SQA compliance is implemented through a lifecycle of discrete, auditable phases. The following structure reflects the framework described in IEEE Std 730-2014, the IEEE Standard for Software Quality Assurance Processes:

  1. SQA Planning — A Software Quality Assurance Plan (SQAP) is drafted before development begins, identifying applicable standards, audit checkpoints, roles, and metrics. The SQAP must reference the specific version of any governing standard.
  2. Requirements traceability — Each functional requirement is assigned a unique identifier and traced forward through design, code, and test artifacts. Gaps in traceability are treated as nonconformances under most frameworks, including FDA 21 CFR Part 820.30.
  3. Code and design review — Formal inspection records document findings against defined entry and exit criteria. DO-178C, for example, mandates structural coverage analysis at the Modified Condition/Decision Coverage (MC/DC) level for Level A software.
  4. Testing and verification — Test plans, test cases, and test results are version-controlled and retained. Validation and verification compliance requirements differ: verification confirms that the software was built correctly; validation confirms it was the right software to build.
  5. Nonconformance and corrective action — Defects discovered during testing or post-release trigger a documented nonconformance process, feeding into CAPA compliance requirements where applicable.
  6. Configuration and change control — Every change to a controlled artifact — source code, test script, or specification — is logged, reviewed, and approved before merge. The governing principle is full traceability from change request to release.
  7. Audit and closure — Independent SQA audits verify that the SQAP was followed. Audit records are retained per the retention schedules specified in the applicable regulation or standard.

Common scenarios

Medical device software. A manufacturer developing firmware for an infusion pump must satisfy both FDA 21 CFR Part 820 and IEC 62304. The software is classified as Class C under IEC 62304, triggering full lifecycle documentation, a unit-level test suite, and mandatory anomaly resolution records.

Aerospace software.
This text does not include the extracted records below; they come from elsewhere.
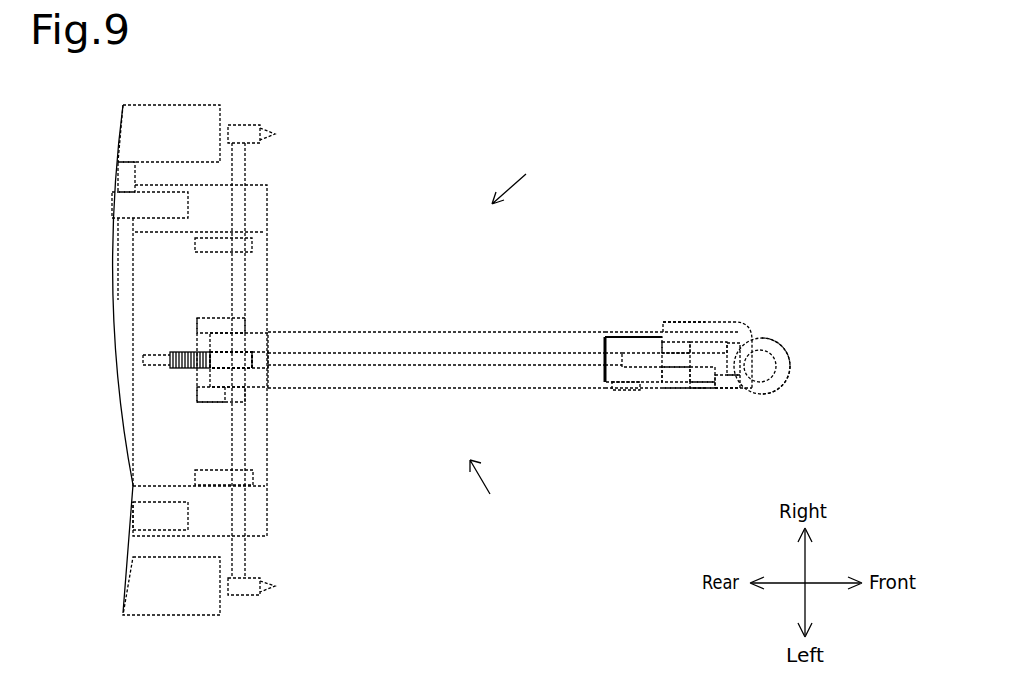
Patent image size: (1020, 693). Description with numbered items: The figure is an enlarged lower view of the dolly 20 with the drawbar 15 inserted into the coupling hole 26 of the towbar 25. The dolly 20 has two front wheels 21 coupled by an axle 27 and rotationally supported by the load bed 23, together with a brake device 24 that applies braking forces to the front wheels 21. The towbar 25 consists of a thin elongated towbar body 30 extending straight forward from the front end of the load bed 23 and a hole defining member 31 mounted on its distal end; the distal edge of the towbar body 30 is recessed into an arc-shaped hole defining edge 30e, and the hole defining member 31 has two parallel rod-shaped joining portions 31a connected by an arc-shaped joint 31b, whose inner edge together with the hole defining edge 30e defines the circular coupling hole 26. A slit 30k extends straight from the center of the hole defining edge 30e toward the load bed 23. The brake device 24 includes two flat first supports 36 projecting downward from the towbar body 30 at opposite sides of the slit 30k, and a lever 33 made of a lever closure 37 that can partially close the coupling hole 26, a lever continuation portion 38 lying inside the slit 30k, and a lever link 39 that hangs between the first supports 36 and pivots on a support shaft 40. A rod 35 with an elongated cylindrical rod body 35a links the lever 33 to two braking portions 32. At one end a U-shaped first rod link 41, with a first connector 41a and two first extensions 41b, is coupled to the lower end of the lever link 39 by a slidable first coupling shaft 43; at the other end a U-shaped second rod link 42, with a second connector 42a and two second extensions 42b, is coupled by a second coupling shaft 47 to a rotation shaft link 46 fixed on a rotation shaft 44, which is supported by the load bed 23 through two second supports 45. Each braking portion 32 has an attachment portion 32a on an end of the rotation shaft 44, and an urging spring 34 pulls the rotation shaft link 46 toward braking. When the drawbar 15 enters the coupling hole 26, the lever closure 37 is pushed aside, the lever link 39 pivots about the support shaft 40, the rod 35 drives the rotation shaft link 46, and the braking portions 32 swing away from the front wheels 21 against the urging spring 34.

The drawbar 15 is at (775, 366).
The dolly 20 is at (510, 175).
The front wheels 21 is at (123, 133).
The load bed 23 is at (267, 207).
The brake device 24 is at (490, 490).
The towbar 25 is at (445, 331).
The coupling hole 26 is at (765, 338).
The axle 27 is at (112, 292).
The towbar body 30 is at (483, 331).
The hole defining edge 30e is at (735, 322).
The slit 30k is at (702, 392).
The hole defining member 31 is at (790, 372).
The joining portions 31a is at (680, 322).
The joint 31b is at (782, 392).
The braking portions 32 is at (245, 125).
The attachment portion 32a is at (258, 143).
The lever 33 is at (728, 390).
The urging spring 34 is at (177, 352).
The rod 35 is at (428, 388).
The rod body 35a is at (480, 388).
The first supports 36 is at (665, 342).
The lever closure 37 is at (738, 388).
The lever continuation portion 38 is at (705, 343).
The lever link 39 is at (650, 353).
The support shaft 40 is at (672, 392).
The first rod link 41 is at (607, 388).
The first connector 41a is at (603, 338).
The first extensions 41b is at (618, 337).
The second rod link 42 is at (270, 378).
The second connector 42a is at (225, 334).
The second extensions 42b is at (268, 358).
The first coupling shaft 43 is at (622, 392).
The rotation shaft 44 is at (246, 436).
The second supports 45 is at (252, 245).
The rotation shaft link 46 is at (228, 368).
The second coupling shaft 47 is at (202, 396).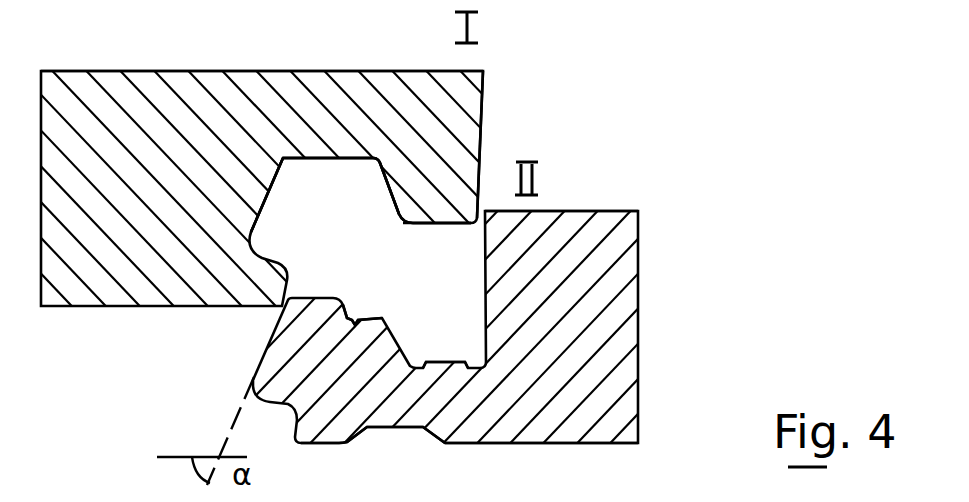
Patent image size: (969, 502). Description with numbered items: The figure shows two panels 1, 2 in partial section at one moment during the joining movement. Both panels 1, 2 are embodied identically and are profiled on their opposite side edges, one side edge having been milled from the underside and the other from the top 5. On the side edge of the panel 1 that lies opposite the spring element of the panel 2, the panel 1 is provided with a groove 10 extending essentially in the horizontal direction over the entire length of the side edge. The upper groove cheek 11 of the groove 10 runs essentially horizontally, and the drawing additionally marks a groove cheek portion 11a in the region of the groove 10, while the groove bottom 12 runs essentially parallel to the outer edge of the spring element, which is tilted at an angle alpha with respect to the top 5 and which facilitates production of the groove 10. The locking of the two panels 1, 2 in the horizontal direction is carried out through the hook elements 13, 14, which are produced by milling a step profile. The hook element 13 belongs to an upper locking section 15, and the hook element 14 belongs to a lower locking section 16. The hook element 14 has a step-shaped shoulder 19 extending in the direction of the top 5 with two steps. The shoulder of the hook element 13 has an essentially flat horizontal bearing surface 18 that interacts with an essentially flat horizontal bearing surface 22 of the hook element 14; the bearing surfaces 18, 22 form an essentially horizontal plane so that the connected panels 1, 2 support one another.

The panel 1 is at (455, 97).
The panel 2 is at (580, 222).
The top 5 is at (265, 72).
The groove 10 is at (340, 237).
The upper groove cheek 11 is at (328, 127).
The groove base surface 11a is at (354, 160).
The groove bottom 12 is at (268, 195).
The hook element 13 is at (498, 140).
The hook element 14 is at (565, 181).
The upper locking section 15 is at (374, 464).
The lower locking section 16 is at (505, 423).
The bearing surface 18 is at (437, 224).
The step-shaped shoulder 19 is at (375, 262).
The bearing surface 22 is at (456, 361).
A supplier writing flight management code for a commercial aircraft must achieve DO-178C Level A compliance, requiring 100% MC/DC structural coverage, independent review of all verification outputs, and a tool qualification process for any automated test tool that generates outputs used as verification evidence.

Federal government IT. A contractor delivering software to a civilian agency must satisfy the NIST SP 800-53 control baseline assigned to the system's impact level. The SA (System and Services Acquisition) and SI (System and Information Integrity) control families directly impose software development and testing requirements.
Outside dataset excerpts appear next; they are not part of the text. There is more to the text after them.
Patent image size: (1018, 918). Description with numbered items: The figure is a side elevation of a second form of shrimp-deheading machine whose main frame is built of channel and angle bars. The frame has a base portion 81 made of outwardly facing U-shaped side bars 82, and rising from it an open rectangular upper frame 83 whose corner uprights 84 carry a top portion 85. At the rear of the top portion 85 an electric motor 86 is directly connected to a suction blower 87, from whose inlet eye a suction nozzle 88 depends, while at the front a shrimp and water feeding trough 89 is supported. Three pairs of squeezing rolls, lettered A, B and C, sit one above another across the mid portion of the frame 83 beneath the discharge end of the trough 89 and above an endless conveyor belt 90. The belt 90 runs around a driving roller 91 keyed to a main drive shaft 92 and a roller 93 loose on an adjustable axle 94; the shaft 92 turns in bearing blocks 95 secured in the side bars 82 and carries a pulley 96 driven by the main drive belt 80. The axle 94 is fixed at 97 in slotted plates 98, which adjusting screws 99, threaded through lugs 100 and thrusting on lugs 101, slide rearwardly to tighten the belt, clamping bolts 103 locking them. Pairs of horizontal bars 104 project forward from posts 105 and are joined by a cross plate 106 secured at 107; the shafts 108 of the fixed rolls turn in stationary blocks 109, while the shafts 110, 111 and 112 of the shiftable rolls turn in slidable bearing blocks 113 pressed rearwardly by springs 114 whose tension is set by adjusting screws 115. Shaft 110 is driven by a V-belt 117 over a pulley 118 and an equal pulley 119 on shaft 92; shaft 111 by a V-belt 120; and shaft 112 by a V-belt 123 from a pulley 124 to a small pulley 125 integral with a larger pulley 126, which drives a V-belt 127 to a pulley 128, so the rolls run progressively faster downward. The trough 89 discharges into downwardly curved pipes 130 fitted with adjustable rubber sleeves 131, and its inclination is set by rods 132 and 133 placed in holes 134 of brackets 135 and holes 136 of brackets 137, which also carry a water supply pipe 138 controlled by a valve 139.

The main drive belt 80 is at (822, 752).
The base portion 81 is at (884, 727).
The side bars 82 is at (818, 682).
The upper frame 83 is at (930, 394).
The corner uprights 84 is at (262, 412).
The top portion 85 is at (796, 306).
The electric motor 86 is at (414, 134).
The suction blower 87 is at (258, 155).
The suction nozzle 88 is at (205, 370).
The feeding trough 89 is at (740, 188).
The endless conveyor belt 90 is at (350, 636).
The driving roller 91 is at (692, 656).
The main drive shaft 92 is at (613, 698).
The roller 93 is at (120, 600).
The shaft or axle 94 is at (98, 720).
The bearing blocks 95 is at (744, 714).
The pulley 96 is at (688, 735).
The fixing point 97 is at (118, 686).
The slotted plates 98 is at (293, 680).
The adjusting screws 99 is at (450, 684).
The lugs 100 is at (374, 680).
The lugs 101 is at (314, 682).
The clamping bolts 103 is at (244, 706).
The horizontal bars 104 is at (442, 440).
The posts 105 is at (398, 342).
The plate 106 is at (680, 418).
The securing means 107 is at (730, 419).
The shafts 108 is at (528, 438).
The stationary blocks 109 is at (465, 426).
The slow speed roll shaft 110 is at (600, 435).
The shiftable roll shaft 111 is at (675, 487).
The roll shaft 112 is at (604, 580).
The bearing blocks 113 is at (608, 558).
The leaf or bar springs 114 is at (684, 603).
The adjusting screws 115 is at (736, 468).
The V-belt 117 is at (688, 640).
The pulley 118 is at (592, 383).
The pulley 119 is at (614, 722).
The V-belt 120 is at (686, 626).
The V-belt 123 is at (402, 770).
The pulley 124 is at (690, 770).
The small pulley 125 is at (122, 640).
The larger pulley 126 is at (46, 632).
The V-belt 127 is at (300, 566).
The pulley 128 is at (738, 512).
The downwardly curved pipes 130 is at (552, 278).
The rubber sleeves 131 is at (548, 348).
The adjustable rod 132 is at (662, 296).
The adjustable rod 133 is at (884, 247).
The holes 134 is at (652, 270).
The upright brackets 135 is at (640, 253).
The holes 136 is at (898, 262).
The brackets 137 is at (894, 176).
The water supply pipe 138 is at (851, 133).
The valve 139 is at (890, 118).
Automotive software. Suppliers to OEMs certified under IATF 16949 must meet ASPICE (Automotive SPICE) process assessments alongside functional safety requirements in ISO 26262, which uses an Automotive Safety Integrity Level (ASIL) classification from ASIL A through ASIL D.

Decision boundaries

The selection of an applicable SQA standard is not discretionary — it follows from product category, intended use, and the regulatory jurisdiction of the market in which the product is released.

Criterion Applicable Standard
FDA-regulated medical device software IEC 62304, FDA 21 CFR Part 820 / QSR
FAA-certified airborne software DO-178C (RTCA)
Federal IT systems NIST SP 800-53, FIPS 140-3
Automotive safety-critical software ISO 26262, ASPICE
General software product quality ISO/IEC 25010

A key contrast exists between prescriptive and risk-based frameworks. DO-178C is largely prescriptive: it specifies exactly which objectives must be satisfied at each software level. IEC 62304, by contrast, scales requirements to software safety class, granting more flexibility at Class A while imposing comprehensive controls at Class C. Organizations operating under risk-based compliance QA approaches must document the rationale for any scoping decisions that reduce the applied control set, and those decisions must survive third-party audit scrutiny.